Much has changed since 2001, when Burch served as co-CEO of Piper Marbury Rudnick & Wolfe LLP. Today, that firm has become the multinational DLA Piper, with more than 3,500 attorneys in 70 offices.
If all goes according to plan, DLA Piper will add another 500 lawyers to its ranks in May with the full integration of Australian business law firm DLA Phillips Fox and extend its reach in the Asian market. Partner consent is expected by the end of February and integration is expected May 1.
The firm’s intention was not to grow for the sake of growth, but to meet client needs, according to Burch, now chairman of DLA Piper.
“We did not set out to become the biggest firm; rather, size is a product of the strategy,” he said. “If you commit to having a meaningful presence in many world markets, by implication you will be big.
“The commitment to build a presence in those markets is all about what we see the clients’ needs to be, not about what we want our law firm to look like,” he said.
DLA Piper had courted the Australian firm for about four years, trying to determine if it wanted to commit to bringing the group on. In a relationship he described as “being engaged — you’re not supposed to go out with anybody else,” he said they passed client work to one another and shared work in Africa.
Burch said there were external and internal factors to consider before moving forward, like growth in the Australian and Australasian markets and the ability of DLA Phillips Fox to streamline its offices, strengthen its corporate operations and drop lower-margin work.
When DLA Phillips Fox’s CEO stepped down in 2009, DLA Piper suggested the firm hire Tony Holland, who was then the managing partner at DLA Piper’s Dubai office. Putting Holland in as CEO “really accelerated the process because we were speaking the same language with one of our own,” Burch said.
Integrating with the Australian firm is part of DLA Piper’s strategy to be a leading global business law firm. That means having what Burch calls a meaningful presence in most of the important and emerging markets.
On Friday, DLA Piper announced plans to open a Miami office on March 1 and an agreement with law firm InterJuris Abogados SC to establish a presence in Venezuela.
Burch expects the firm to turn its focus to adding lawyers in Canada next.
Burch said he knows many people would question why the firm continues to expand when many businesses are contracting, but in his mind the answer is simple — DLA Piper is just following its clients’ lead.
“Most of the world’s largest companies are based in the United States and most of them will generate more revenue and more net income abroad over the next 10 years than they will in the United States,” he said. “They’re buying, selling, investing, joint-venturing, financing increasingly in markets other than the U.S. Our strategy is to support them in those activities wherever they are.”

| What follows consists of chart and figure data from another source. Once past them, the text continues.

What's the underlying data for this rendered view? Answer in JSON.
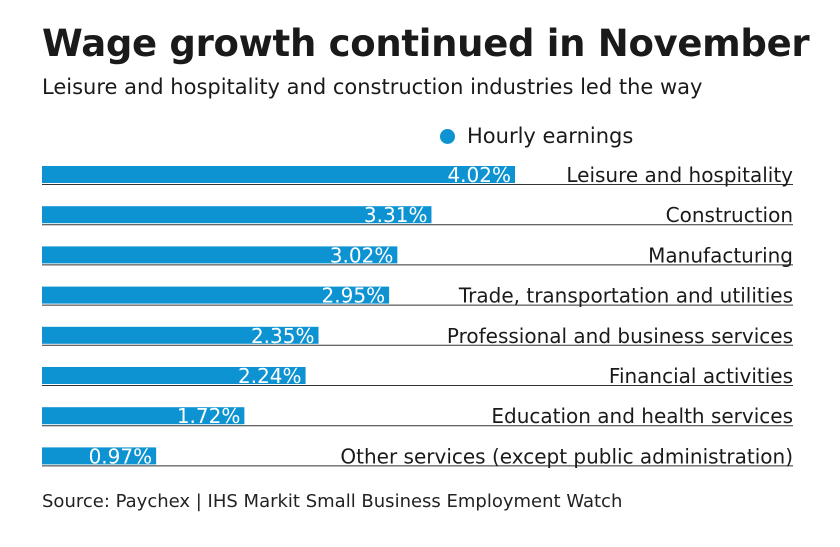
{
  "header": {
    "title": "Wage growth continued in November",
    "subtitle": "Leisure and hospitality and construction industries led the way"
  },
  "footer": {
    "source": "Source: Paychex | IHS Markit Small Business Employment Watch"
  },
  "colors": {
    "bar": "#0d93d2",
    "rule": "#333333",
    "value_text": "#ffffff"
  },
  "chart_data": {
    "type": "bar",
    "orientation": "horizontal",
    "categories": [
      "Leisure and hospitality",
      "Construction",
      "Manufacturing",
      "Trade, transportation and utilities",
      "Professional and business services",
      "Financial activities",
      "Education and health services",
      "Other services (except public administration)"
    ],
    "series": [
      {
        "name": "Hourly earnings",
        "values": [
          4.02,
          3.31,
          3.02,
          2.95,
          2.35,
          2.24,
          1.72,
          0.97
        ],
        "labels": [
          "4.02%",
          "3.31%",
          "3.02%",
          "2.95%",
          "2.35%",
          "2.24%",
          "1.72%",
          "0.97%"
        ]
      }
    ],
    "title": "Wage growth continued in November",
    "xlabel": "",
    "ylabel": "",
    "xlim": [
      0,
      4.02
    ],
    "grid": false,
    "legend": "top"
  }
}
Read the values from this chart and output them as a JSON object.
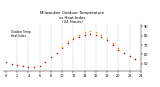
{
  "title": "Milwaukee Outdoor Temperature\nvs Heat Index\n(24 Hours)",
  "temp_hours": [
    0,
    1,
    2,
    3,
    4,
    5,
    6,
    7,
    8,
    9,
    10,
    11,
    12,
    13,
    14,
    15,
    16,
    17,
    18,
    19,
    20,
    21,
    22,
    23
  ],
  "temp_values": [
    52,
    50,
    49,
    48,
    47,
    47,
    48,
    52,
    57,
    62,
    67,
    72,
    76,
    79,
    81,
    82,
    81,
    79,
    75,
    70,
    65,
    61,
    58,
    55
  ],
  "heat_hours": [
    10,
    11,
    12,
    13,
    14,
    15,
    16,
    17,
    18,
    19,
    20
  ],
  "heat_values": [
    68,
    74,
    78,
    81,
    84,
    85,
    84,
    81,
    77,
    72,
    67
  ],
  "temp_color": "#cc0000",
  "heat_color": "#ff8800",
  "grid_color": "#999999",
  "bg_color": "#ffffff",
  "ylim": [
    42,
    92
  ],
  "xlim": [
    -0.5,
    24
  ],
  "ytick_labels": [
    "50",
    "60",
    "70",
    "80",
    "90"
  ],
  "ytick_values": [
    50,
    60,
    70,
    80,
    90
  ],
  "xtick_values": [
    0,
    2,
    4,
    6,
    8,
    10,
    12,
    14,
    16,
    18,
    20,
    22,
    24
  ],
  "vgrid_values": [
    2,
    4,
    6,
    8,
    10,
    12,
    14,
    16,
    18,
    20,
    22
  ],
  "legend_temp": "Outdoor Temp",
  "legend_heat": "Heat Index"
}
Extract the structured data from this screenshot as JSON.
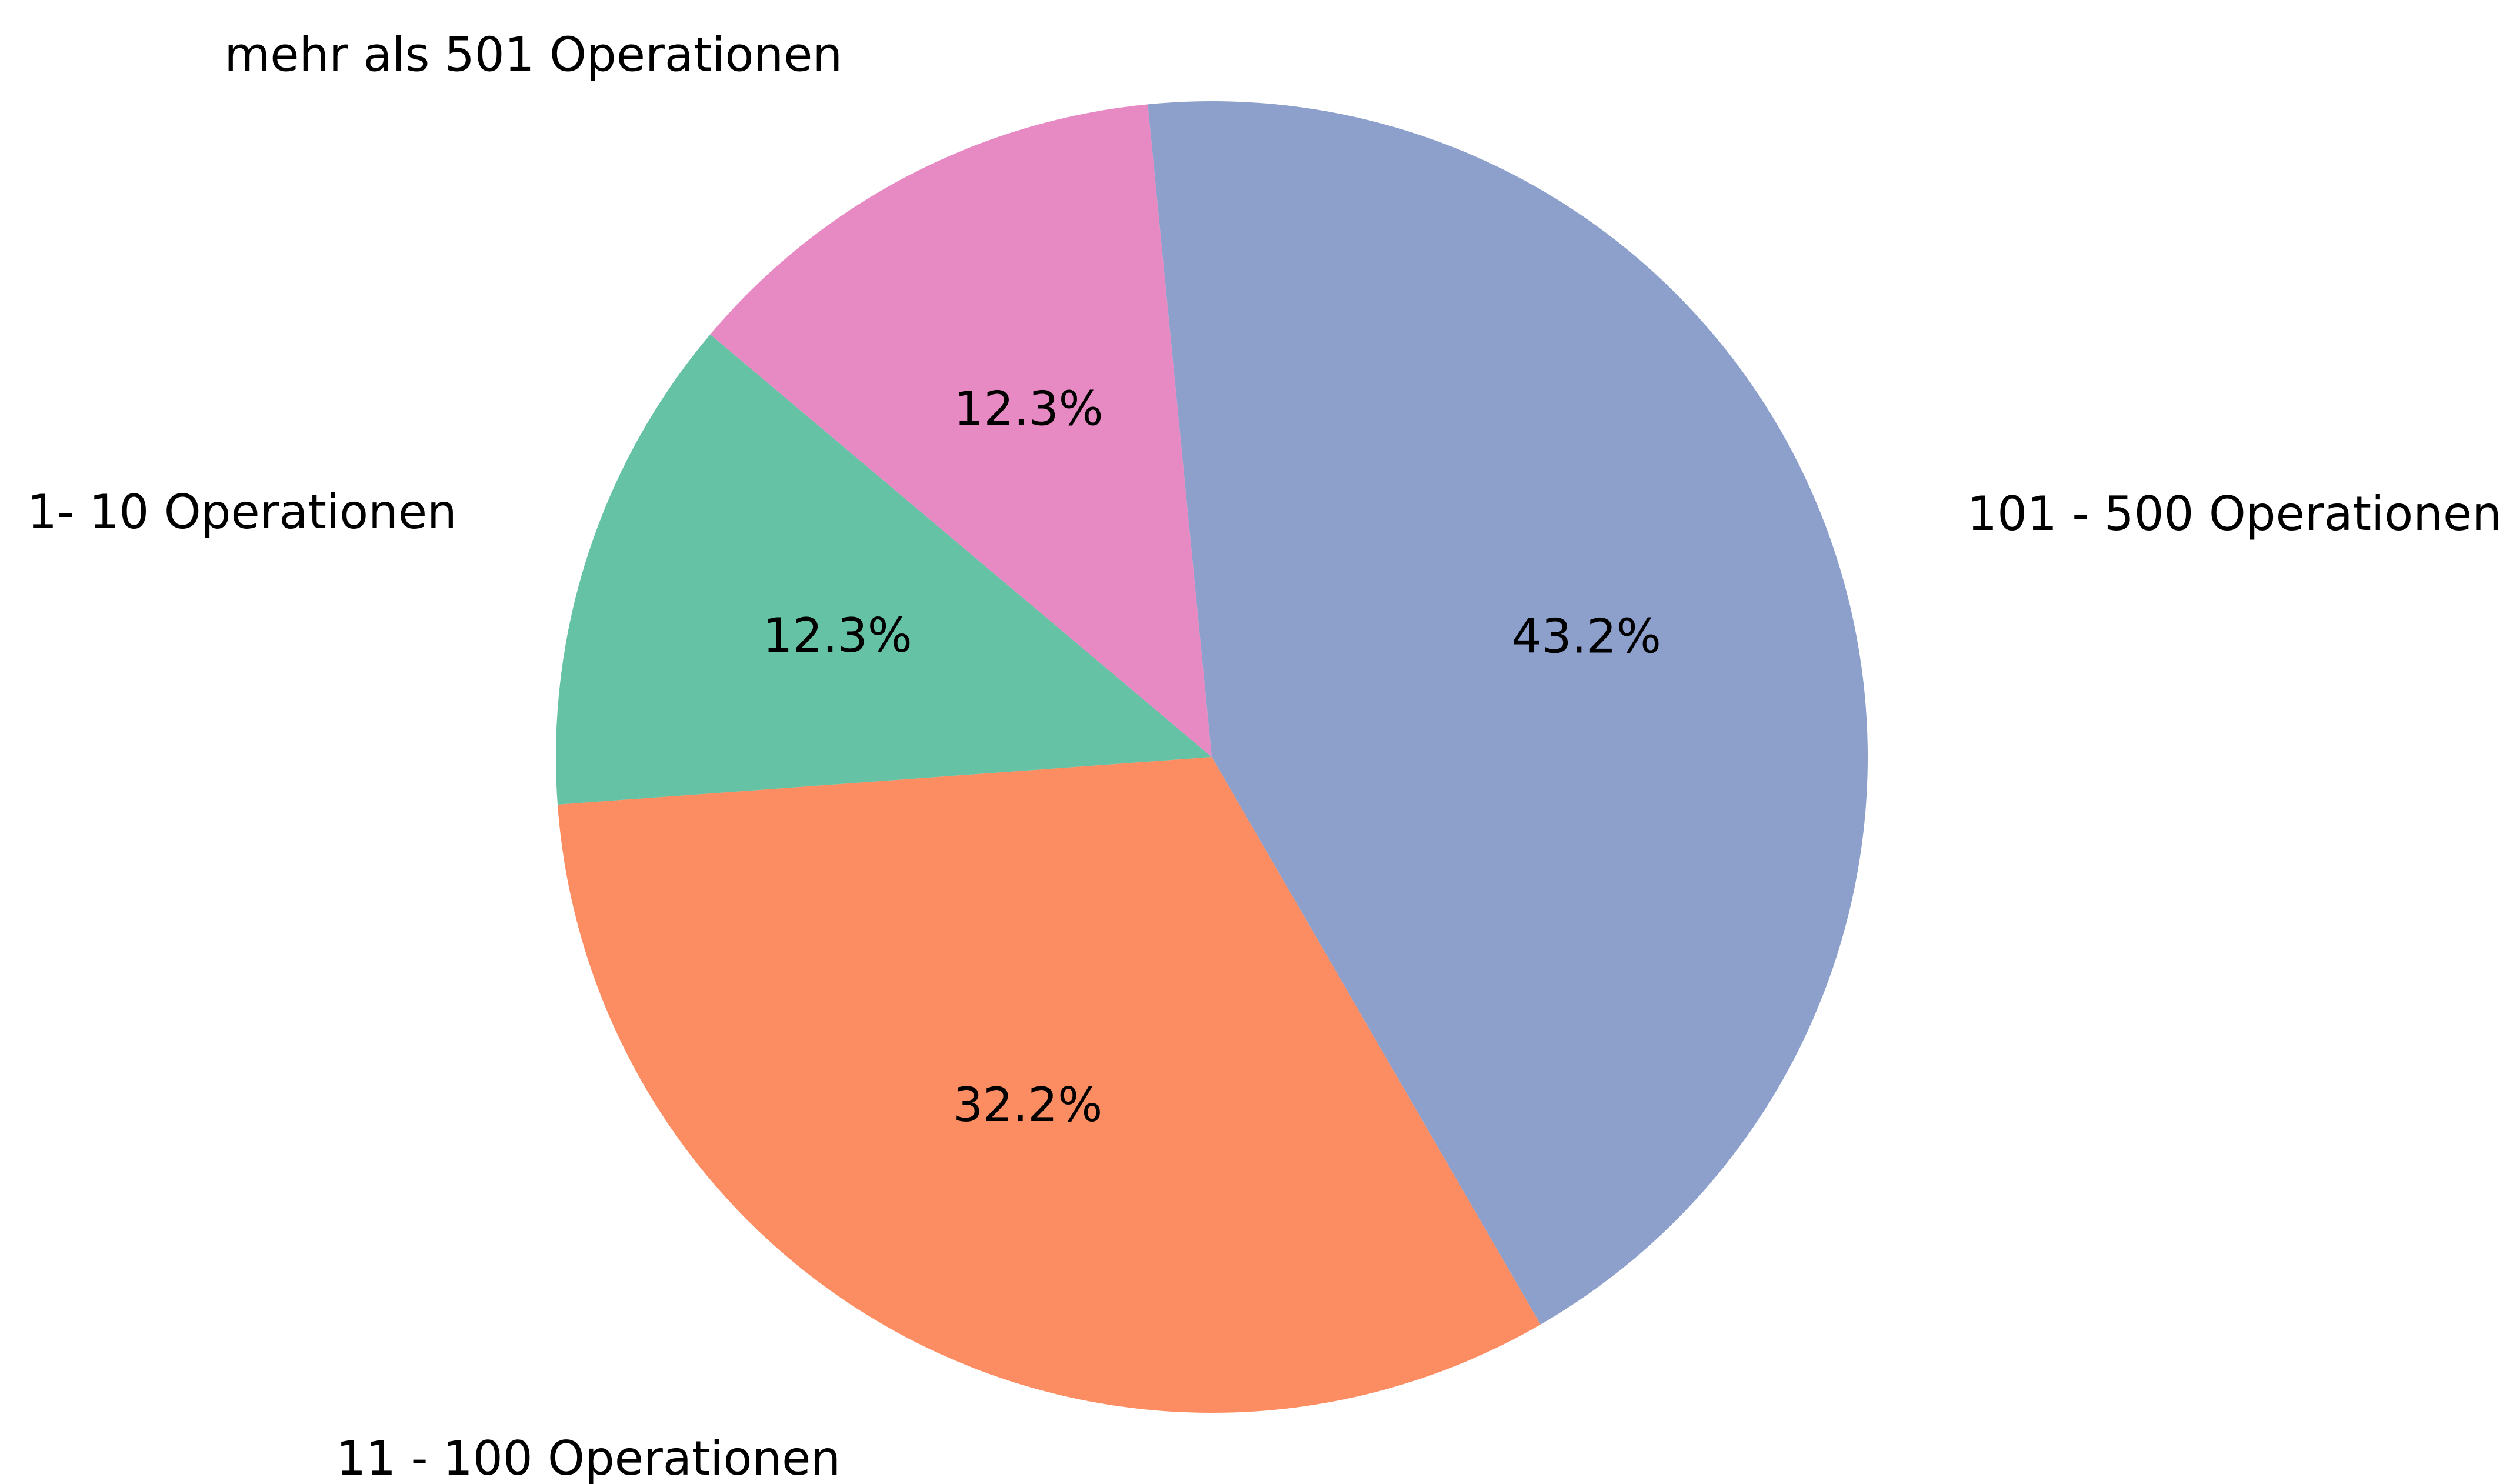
{
  "chart_data": {
    "type": "pie",
    "title": "",
    "slices": [
      {
        "label": "101 - 500 Operationen",
        "value": 43.2,
        "pct_label": "43.2%",
        "color": "#8da0cb"
      },
      {
        "label": "11 - 100 Operationen",
        "value": 32.2,
        "pct_label": "32.2%",
        "color": "#fc8d62"
      },
      {
        "label": "1- 10 Operationen",
        "value": 12.3,
        "pct_label": "12.3%",
        "color": "#66c2a5"
      },
      {
        "label": "mehr als 501 Operationen",
        "value": 12.3,
        "pct_label": "12.3%",
        "color": "#e78ac3"
      }
    ],
    "legend": "none",
    "start": "top",
    "direction": "clockwise"
  }
}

Concerns about the financial market caused the firm to require all partners to become equity partners, meaning they contribute to the firm’s financial stability, but on a graduated scale.
Burch said it has worked out “spectacularly well” for two reasons: the firm has a very strong capital structure and very low debt. It’s not a subject he thinks DLA Piper will re-examine because of its success.
“We have not borrowed a nickel to grow the business,” he said. “It has made mostly everybody who is called a partner behave more like an owner of the business and less like an employee.”
All of that growth has caused many challenges to crop up. Some of Burch’s biggest obstacles are “getting everyone to pull the oars in the same direction,” making sure clients feel like they get the same service in Baltimore, Bangkok and Brussels.
Conflicts of interest also bring challenges.
“Because we’re so big it’s a much bigger process of deciding who you will represent, who you won’t represent — you have to turn lots of things away that maybe you would have continued to do if you were a smaller, more regional firm,” Burch said. “That creates a lot of tensions, so people who are attached to that kind of work will not be happy in our law firm.”
That has led some lawyers to leave the firm voluntarily, but others were not so lucky during the recession. The firm laid off hundreds of attorneys and staffers in the U.S. and in Europe and Asia.
Burch admits that he worried during the recession as demand for services dropped and he had to make difficult staffing decisions, but he never had concerns that the firm would not make it through the economic downturn.
Despite the challenges of running a large firm, Burch said he is confident that he and the other firm managers can handle the risk that comes with such a large staff.
“The thing that would really scare me right now would be if we were fundamentally out of position,” he said. “If you don’t have an idea of what you want to be and why, that’s really scary. We’ve got a very good idea of what we want to be and why.”